Sering orangtua menyerahkan pendidikan anak-anak termasuk pendidikan agama
(iman) kepada sekolah dan gereja; orangtua merasa sudah memberikan yang dibutuhkan
untuk kebaikan masa depan anak. Itu sesungguhnya hanya sebagian dari keutuhan
pendidikan bagi anak; karena anak-anak Kristen (orang percaya) membangun pendidikan
bagi anak secara bersama, yaitu: Keluarga, Sekolah dan Gereja.
Di Israel Purba, perbuatan-perbuatan Allah (Yahwe) yang tercatat dalam kitab Taurat
ditanamkan oleh para rabi ke dalam hati sanubari murid-muridnya. Segala pengajaran
dilakukan secara lisan dari generasi ke generasi, baik melalui orang tua maupun oleh para
guru (rabi).
Beth-ha-sefer
Pada abat-abad pertama masehi, bangsa Yahudi mengadakan semacam sekolah dasar
yang disebut “beth-ha-sefer”(beth=rumah, sefer=kitab); yang artinya “rumah sang kitab”.
Di sekolah inilah pengetahuan tentang Taurat diajarkan kepada anak-anak Yahudi. Taurat
dibaca berulang-ulang dan anak-anak wajib menghafalkan secara seksama dan harafiah.
Sejak umur 6 atau 7 tahun anak-anak yahudi sudah di bawa oleh orang tuanya ke pengajaran
rabi di sekolah ini; dengan tujuan untuk mendapat pengetahuan tentang Taurat. Dalam
kehidupan agama Islam kebiasaan ini masih terus dilestarikan, yaitu anak-anak sejak dini
belajar membaca dan menghafal Kitab Suci, tanpa harus mengerti arti dan maksud dari
bacaan dan hafalan ini .
Beth-ha-midrash
Tingkat yang lebih tinggi untuk pengajaran hukum di beth-ha-sefer diberikan di
“beth-ha-midrashy” (beth=rumah, midrash=pengajaran) yang memiliki arti “rumah
pengajaran.” Di sekolah ini bukan hanya siswa dituntut untuk menghafal Taurat secara literal,
melainkan sudah diajarkan tentang manfaat dan makna Taurat itu. Pada usia 12-13 tahun
anak-anak yahudi dituntut sudah bisa sepenuhnya menaati dan melaksanakan hukum Yahudi,
yaitu “mitswoth,” dan pada tahap ini anak lelaki Yahudi telah dianggap sebagai “bar-
mitswa,” yang artinya “anak-anak hukum taurat.”
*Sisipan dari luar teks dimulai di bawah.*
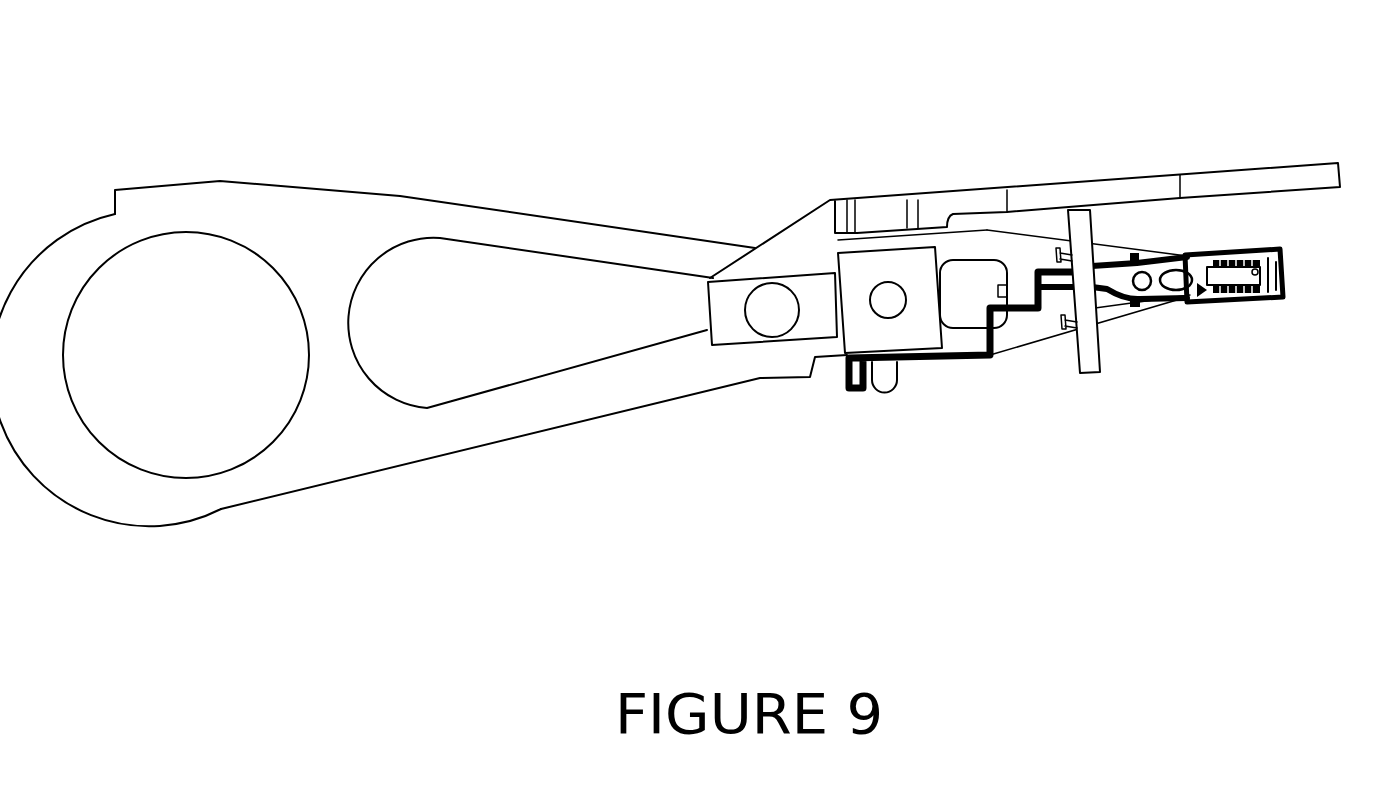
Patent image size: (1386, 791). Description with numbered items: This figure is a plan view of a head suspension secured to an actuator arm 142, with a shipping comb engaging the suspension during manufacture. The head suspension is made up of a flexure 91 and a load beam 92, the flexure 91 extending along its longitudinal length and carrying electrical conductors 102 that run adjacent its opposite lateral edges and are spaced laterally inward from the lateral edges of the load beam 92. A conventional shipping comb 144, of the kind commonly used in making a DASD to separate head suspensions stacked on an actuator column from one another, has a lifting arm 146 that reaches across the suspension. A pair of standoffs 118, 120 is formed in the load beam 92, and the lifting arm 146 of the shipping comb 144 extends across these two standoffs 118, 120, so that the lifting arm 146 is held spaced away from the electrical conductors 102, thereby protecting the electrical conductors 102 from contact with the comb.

The flexure 91 is at (1207, 305).
The load beam 92 is at (1022, 343).
The electrical conductors 102 is at (940, 362).
The standoff 118 is at (1106, 258).
The standoff 120 is at (1110, 305).
The actuator arm 142 is at (543, 228).
The shipping comb 144 is at (1017, 195).
The lifting arm 146 is at (1077, 222).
Kurikulum dan Bahan Pengajaran
Berbicara tentang pendidikan atau pengajaran, tentu juga harus mengerti tentang
bahan dan kurikulum yang dipakai dalam belajar; termasuk juga dalam pengajaran Yahudi.
Pengajaran anak-anak yahudi mulai dari usia dini yang mendapat pendidikan langsung oleh
orang tua mereka di rumah, tentang tatakrama, dan iman kepada Allah, beserta ritual
keagamaan Israel.
Umur 5 tahun; anak-anak mulai diberi pelajaran dasar membaca Taurat. Pada umur
ini anak-anak mulai membaca dan menulis, terutama membaca dan menghafalkan Taurat.
P o l a P e n d i d i k a n B a n g s a I s r a e l S e b a g a i M o d e l D a l a m
P e n a n a m a n I m a n K e p a d a G e n e r a s i B a r u | 63
Umur 10 tahun; mulai dengan mitswa (pengajaran); pada tataran ini anak-anak sudah
diajar tentang makna dan arti dari hukum Taurat, bukan lagi hanya menghafal, tetapi sudah
tahu maknanya.
Umur 12-13 tahun; menjalani sebagai bar-mitswa, (menjalankan peraturan/hukum
Yahudi. Mereka sudah dianggap mumpuni dalam hal hukum taurat dan melaksanakannya,
sehingga anak-anak di taraf ini disebut juga anak syariat atau anak Torah (The son of law).
Ada bukti bahwa pelajaran menghafal Taurat ini merupakan dasar keimanan anak-anak
Yahudi yang akhirnya anak-anak Yahudi sangat tahu identitasnya, keyakinannya dan sangat
militan dengan imannya kepada Allah (Yahwe). Bagaimana dengan orang percaya saat ini?
Apakah orang tua dan guru-guru agama baik di sekolah umum maupun di gereja mengajar
anak-anak akan pentingnya menghafal firman Tuhan?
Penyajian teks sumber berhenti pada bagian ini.